【日本代表】機略に富む指揮官が
アイスランド戦で新たにチームに与えたもの (2ページ目)
実際、約2年ぶりの代表戦出場となった石川も、「(サイドの)スペシャリストとしての価値に、注目してもらえているのではないか」と話す。
「僕のプレイと、チームで求められていることが一致していた。それは参加してみてわかったことです」
そのうえで石川は、昨年J2でしかプレイしていない30歳の自分が呼ばれたことについて、「多くの選手が刺激を受けるだろうし、誰もがそういう(代表入りの可能性があるという)意識を持つだろうし、全体のレベルアップにつながる」とも話す。
刺激になったという点では、アイスランド戦で出場機会がなかった若い選手にとっても、同様だ。
柴崎は「合宿に参加できたことは、確実に次につながる」と言えば、磯村は「正直、メチャメチャ緊張したけど、ここで経験したことを名古屋に戻って生かしたい」と意気込む。彼らが所属クラブに戻り、この経験をきっかけに大きく成長してくれるなら、それだけでも代表メンバーに加えた価値があったというものだ。
一方、ザッケローニ監督が積極的に新戦力を起用する以上、従来のメンバーもうかうかしてはいられない。まだまだ代表で確固たる地位を築いているとは言えない、森脇良太はこう語る。
「これからロンドン世代の選手もたくさん入ってくると思うし、危機感はある。競争が激しいことは重々わかっているけど、まずは呼んでもらえないことには話にならない。だから、毎回呼んでもらえるように広島で頑張りたいです」
こうして多くの選手を招集し、彼らのやる気を刺激しながら、自らの手駒を増やしていく。そこには、ザッケローニ監督の巧みなチームマネージメントがうかがえる。

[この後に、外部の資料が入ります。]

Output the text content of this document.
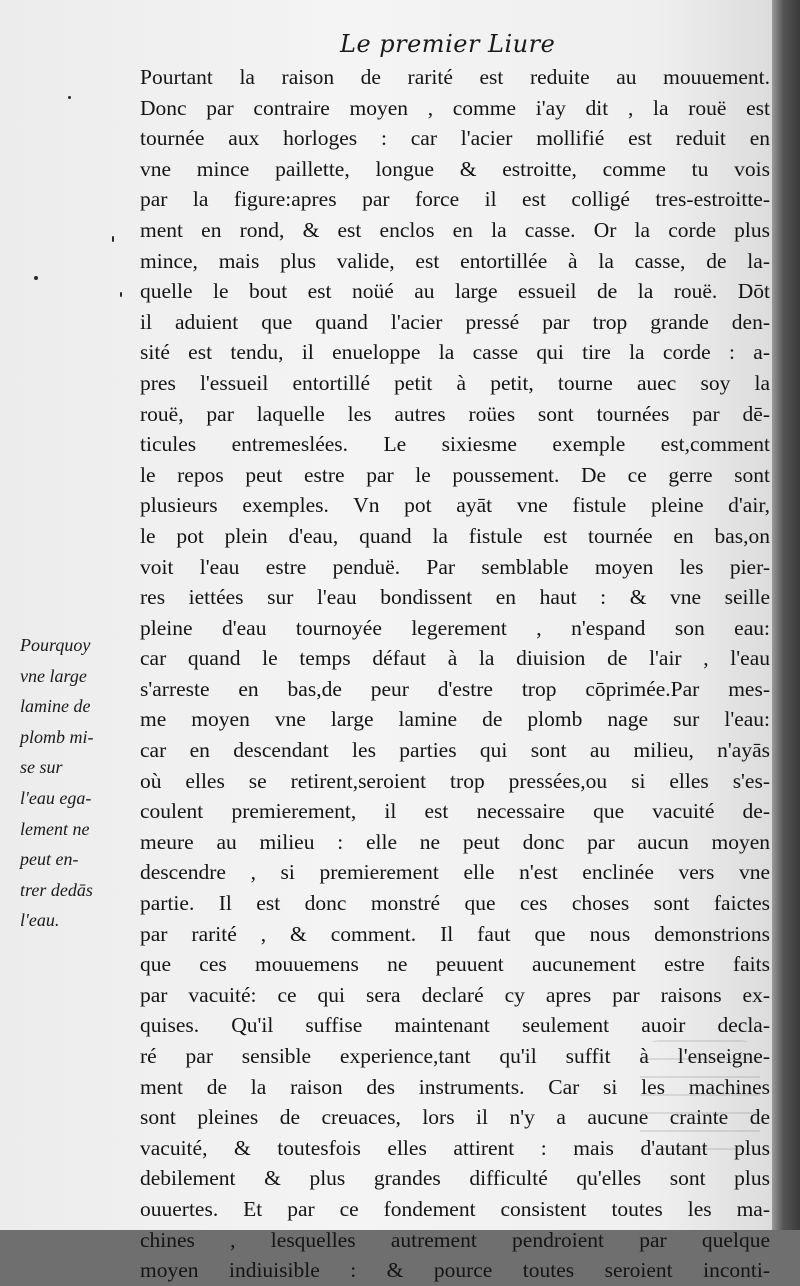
Le premier Liure
Pourtant la raison de rarité est reduite au mouuement.
Donc par contraire moyen , comme i'ay dit , la rouë est
tournée aux horloges : car l'acier mollifié est reduit en
vne mince paillette, longue & estroitte, comme tu vois
par la figure:apres par force il est colligé tres-estroitte-
ment en rond, & est enclos en la casse. Or la corde plus
mince, mais plus valide, est entortillée à la casse, de la-
quelle le bout est noüé au large essueil de la rouë. Dōt
il aduient que quand l'acier pressé par trop grande den-
sité est tendu, il enueloppe la casse qui tire la corde : a-
pres l'essueil entortillé petit à petit, tourne auec soy la
rouë, par laquelle les autres roües sont tournées par dē-
ticules entremeslées. Le sixiesme exemple est,comment
le repos peut estre par le poussement. De ce gerre sont
plusieurs exemples. Vn pot ayāt vne fistule pleine d'air,
le pot plein d'eau, quand la fistule est tournée en bas,on
voit l'eau estre penduë. Par semblable moyen les pier-
res iettées sur l'eau bondissent en haut : & vne seille
pleine d'eau tournoyée legerement , n'espand son eau:
car quand le temps défaut à la diuision de l'air , l'eau
s'arreste en bas,de peur d'estre trop cōprimée.Par mes-
me moyen vne large lamine de plomb nage sur l'eau:
car en descendant les parties qui sont au milieu, n'ayās
où elles se retirent,seroient trop pressées,ou si elles s'es-
coulent premierement, il est necessaire que vacuité de-
meure au milieu : elle ne peut donc par aucun moyen
descendre , si premierement elle n'est enclinée vers vne
partie. Il est donc monstré que ces choses sont faictes
par rarité , & comment. Il faut que nous demonstrions
que ces mouuemens ne peuuent aucunement estre faits
par vacuité: ce qui sera declaré cy apres par raisons ex-
quises. Qu'il suffise maintenant seulement auoir decla-
ré par sensible experience,tant qu'il suffit à l'enseigne-
ment de la raison des instruments. Car si les machines
sont pleines de creuaces, lors il n'y a aucune crainte de
vacuité, & toutesfois elles attirent : mais d'autant plus
debilement & plus grandes difficulté qu'elles sont plus
ouuertes. Et par ce fondement consistent toutes les ma-
chines , lesquelles autrement pendroient par quelque
moyen indiuisible : & pource toutes seroient inconti-
Pourquoy
vne large
lamine de
plomb mi-
se sur
l'eau ega-
lement ne
peut en-
trer dedās
l'eau.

「少ない(代表招集の)チャンスを生かさなきゃいけないんですけど、今日、それができたかっていうと......。でも、何度もチャンスがあるわけじゃないとは思うけど、まだまだこれからもあってほしいとも思います」
そう話す石川の期待が、裏切られることは恐らくないだろう。それが、Jリーグ全体をレベルアップさせ、日本代表を強くすることにつながると、ザッケローニ監督は十分承知している。